8.3. Na remessa do produto, pela Consulente, vendedor remetente, em favor do destinatário final, consignando o CFOP 5.923 (remessa de mercadoria por conta e ordem de terceiros, em venda à ordem ou em operações com armazém geral ou depósito fechado), cujo DANFE - Documento Auxiliar da Nota Fiscal Eletrônica - deverá acompanhar o transporte da mercadoria, sem destaque do valor do imposto, na qual, além dos demais requisitos previstos na legislação, constarão como natureza da operação, a expressão “Remessa por Ordem de Terceiro”, bem como os principais dados da NF-e emitida pelo adquirente original em favor do destinatário (número de ordem, série, data da emissão e nome, endereço e os números de inscrição, estadual e no CNPJ do emitente), conforme subitem 8.4.

8.4. No momento da remessa, pela Cooperativa (adquirente original) em favor de seus cooperados (destinatários finais), com natureza de operação de “Venda”, consignando o CFOP 5.120 (venda de mercadoria adquirida ou recebida de terceiros entregue ao destinatário pelo vendedor remetente, em venda à ordem), com destaque do ICMS, utilizando-se a alíquota aplicável às saídas internas, referenciando a Nota Fiscal emitida conforme item 8.1, se o caso, seguindo o disposto no artigo 2º combinado com o inciso I do artigo 3º do Anexo I da Portaria SRE 41/2023.
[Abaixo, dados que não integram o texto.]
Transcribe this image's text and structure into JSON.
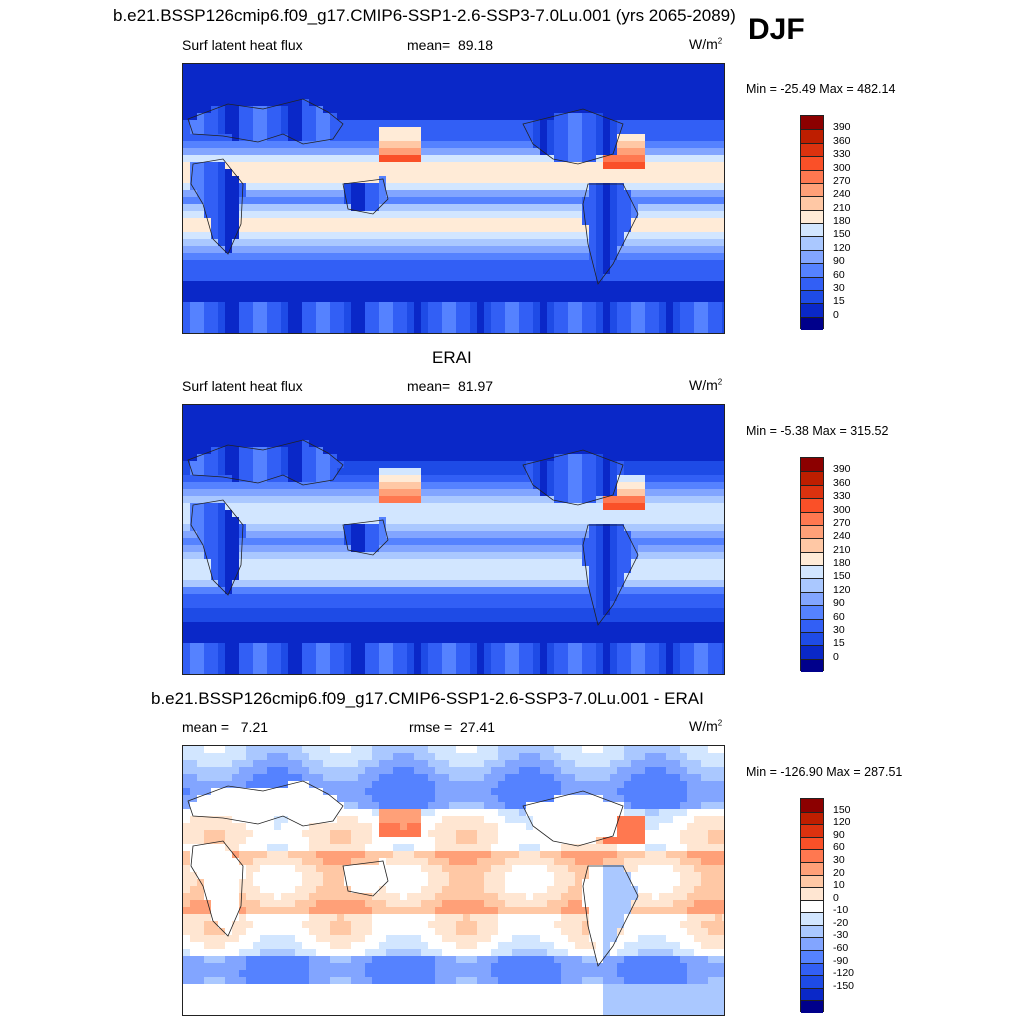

9. Cumpre destacar que, na venda à ordem, a operação de entrada da mercadoria deve ser registrada na escrituração do adquirente original, ainda que a entrada seja apenas simbólica, conforme inciso III do artigo 4º do Anexo I da Portaria SRE 41/2023.

10. Não se verifica, em tese, vedação na legislação paulista para que as remessas ocorram de forma parcelada ao longo do tempo, desde que as mercadorias objeto das remessas correspondam àquelas anteriormente faturadas e sejam observadas, em cada saída parcial, as formalidades documentais previstas para as operações de entrega futura e venda à ordem. O próprio artigo 129 do RICMS/2000 contempla expressamente a possibilidade de entrega global ou parcial das mercadorias e não prevê prazo para realização das remessas.

11. Por fim, frise-se que, para as operações que envolvam venda para entrega futura, quando houver pagamento antecipado total ou parcial pelo adquirente, deverá ser observado o Ajuste SINIEF nº 49/2025, a partir da data de produção de efeitos prevista em sua cláusula sexta.

12. Ante o exposto, consideram-se dirimidas as dúvidas apresentadas.

A Resposta à Consulta Tributária aproveita ao consulente nos termos da legislação vigente. Deve-se atentar para eventuais alterações da legislação tributária.